La lingua è un’orchestra mette a disposizione utilissimi strumenti a un tipo di scrivente (non solo al traduttore) che vuole capire, conoscere come è fatto l’italiano che parla, perché si è trasformato e in che modo sono mutate le sue strutture.

A dispetto del sottotitolo, come già sottolineato, questo manuale si propone più come una guida piuttosto che come una ingessata grammatica. Senza inutili snobismi, l’italiano o lo domini o ti domina, non c’è verso. «Possediamo oggi una lingua plastica e adulta, che è bene e bello maneggiare con consapevolezza» (Introduzione). Una lingua complessa in cui l’errore, di cui si indagano ragioni e radici, viene qui sdrammatizzato, per lasciare spazio all’analisi e all’approfondimento. Come, per esempio, l’uso scorretto o, peggio ancora, l’abuso del congiuntivo, cui viene dedicato un intero capitolo, il VI: L’italiano è ammalato (non grave) di congiuntivite. Anche qui la prospettiva è felice: l’autrice ci fa comprendere, che, al di là degli annunci drammatici della morte o della rinascita del congiuntivo, il problema vero non è tanto la carenza quanto l’eccesso di congiuntivo: troppo, quindi, non troppo poco. Ci sono regole, talvolta disattese, per il corretto uso del congiuntivo ma la paura di macchiarsi con l’infamia di non sapere usare il modo che, a detta di molti, misura la temperatura del «ben parlare», porta ad effetti ben più pericolosi. Gli esempi abbondano (purtroppo) in tanti contesti, anche insospettabili. In un opuscolo ministeriale, pubblicato in occasione degli Stati generali della lingua italiana del mondo 2016, si legge (il corsivo è dell’autrice): «La lingua italiana è infatti la seconda più utilizzata nel panorama delle insegne commerciali in tutto il mondo […]. Questo dimostra che, soprattutto in alcuni paesi, l’italiano sia considerato una lingua che piace e fa tendenza …» (p. 168).

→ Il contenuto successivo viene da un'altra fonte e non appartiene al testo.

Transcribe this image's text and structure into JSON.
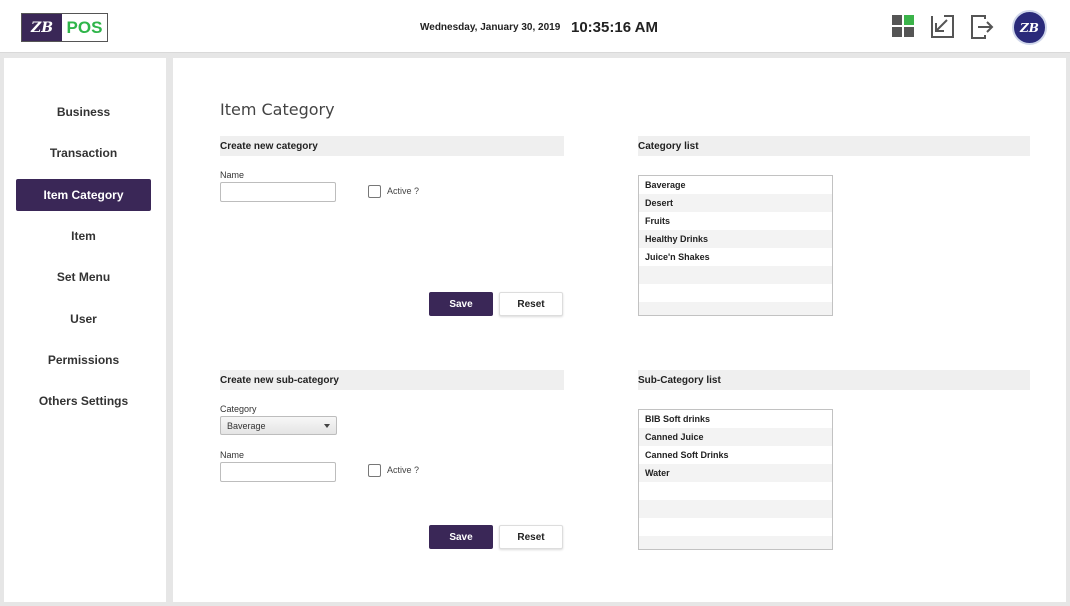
{
  "header": {
    "logo_mark": "ZB",
    "logo_text": "POS",
    "date": "Wednesday, January 30, 2019",
    "time": "10:35:16 AM",
    "icons": [
      "dashboard-grid-icon",
      "minimize-icon",
      "logout-icon"
    ],
    "avatar_text": "ZB"
  },
  "sidebar": {
    "items": [
      {
        "label": "Business"
      },
      {
        "label": "Transaction"
      },
      {
        "label": "Item Category",
        "active": true
      },
      {
        "label": "Item"
      },
      {
        "label": "Set Menu"
      },
      {
        "label": "User"
      },
      {
        "label": "Permissions"
      },
      {
        "label": "Others Settings"
      }
    ]
  },
  "main": {
    "title": "Item Category",
    "create_category": {
      "heading": "Create new category",
      "name_label": "Name",
      "name_value": "",
      "active_label": "Active ?",
      "save_label": "Save",
      "reset_label": "Reset"
    },
    "category_list": {
      "heading": "Category list",
      "items": [
        "Baverage",
        "Desert",
        "Fruits",
        "Healthy Drinks",
        "Juice'n Shakes",
        "",
        "",
        ""
      ]
    },
    "create_subcategory": {
      "heading": "Create new sub-category",
      "category_label": "Category",
      "category_selected": "Baverage",
      "name_label": "Name",
      "name_value": "",
      "active_label": "Active ?",
      "save_label": "Save",
      "reset_label": "Reset"
    },
    "subcategory_list": {
      "heading": "Sub-Category list",
      "items": [
        "BIB Soft drinks",
        "Canned Juice",
        "Canned Soft Drinks",
        "Water",
        "",
        "",
        "",
        ""
      ]
    }
  },
  "colors": {
    "accent": "#3a2757",
    "brand_green": "#2fb54a"
  }
}
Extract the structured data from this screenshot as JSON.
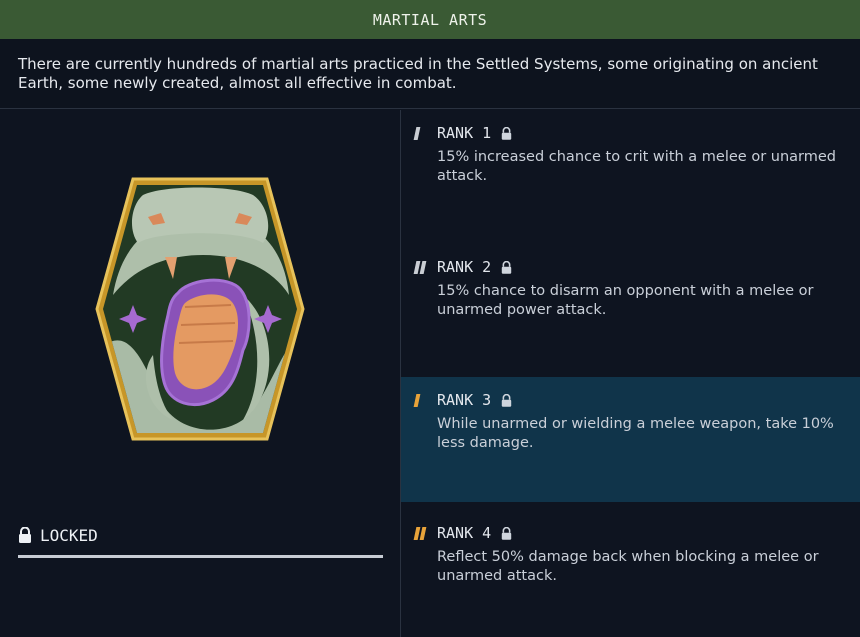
{
  "header": {
    "title": "MARTIAL ARTS"
  },
  "description": "There are currently hundreds of martial arts practiced in the Settled Systems, some originating on ancient Earth, some newly created, almost all effective in combat.",
  "status": {
    "label": "LOCKED"
  },
  "ranks": [
    {
      "label": "RANK 1",
      "text": "15% increased chance to crit with a melee or unarmed attack.",
      "pips": 1,
      "pip_color": "#c9cdd3"
    },
    {
      "label": "RANK 2",
      "text": "15% chance to disarm an opponent with a melee or unarmed power attack.",
      "pips": 2,
      "pip_color": "#c9cdd3"
    },
    {
      "label": "RANK 3",
      "text": "While unarmed or wielding a melee weapon, take 10% less damage.",
      "pips": 1,
      "pip_color": "#e8a33a"
    },
    {
      "label": "RANK 4",
      "text": "Reflect 50% damage back when blocking a melee or unarmed attack.",
      "pips": 2,
      "pip_color": "#e8a33a"
    }
  ],
  "colors": {
    "header_bg": "#3a5a34",
    "highlight_bg": "#10344a",
    "silver_tier": "#c9cdd3",
    "gold_tier": "#e8a33a"
  },
  "icons": {
    "lock": "lock-icon",
    "badge": "martial-arts-badge"
  }
}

Probabilmente figlia anch’essa del complesso di inferiorità di alcuni parlanti, un’altra malattia si estende a macchia d’olio: «Parlare artificiale» (cap. V). «Parlare affettato è un vizio con due facce: ci sono le scelte pompose e impennacchiate di chi, credendo di innalzare il registro, in verità lo abbassa, denunciando null’altro che insicurezza e disagio; e le parole della burocrazia, polverosi materiali di quel deposito che Italo Calvino ha battezzato antilingua» (p. 131)

In questo volume, l’autrice si sforza in continuazione di sottolineare quanto sia necessario pensare all’universo della grammatica non solo come un mondo bianco o nero, giusto o sbagliato, dove l’errore non può solo essere segnato in rosso, ma deve essere compreso, spiegato e talvolta tollerato.

«Tutti i parlanti acquisiscono la lingua materna per diritto di nascita. Ma accanto all’aspetto del diritto, c’è quello, anche più interessante, del dovere. Le risorse comuni – culturali, naturali, ambientali – vanno rispettate e tutelate. Così anche la lingua: parlare e scrivere bene, cioè comunicare in modo chiaro ed efficace; e capire correttamente i discorsi degli altri, anche quelli complessi, sono competenze che si sviluppano e si affinano» (p. 14).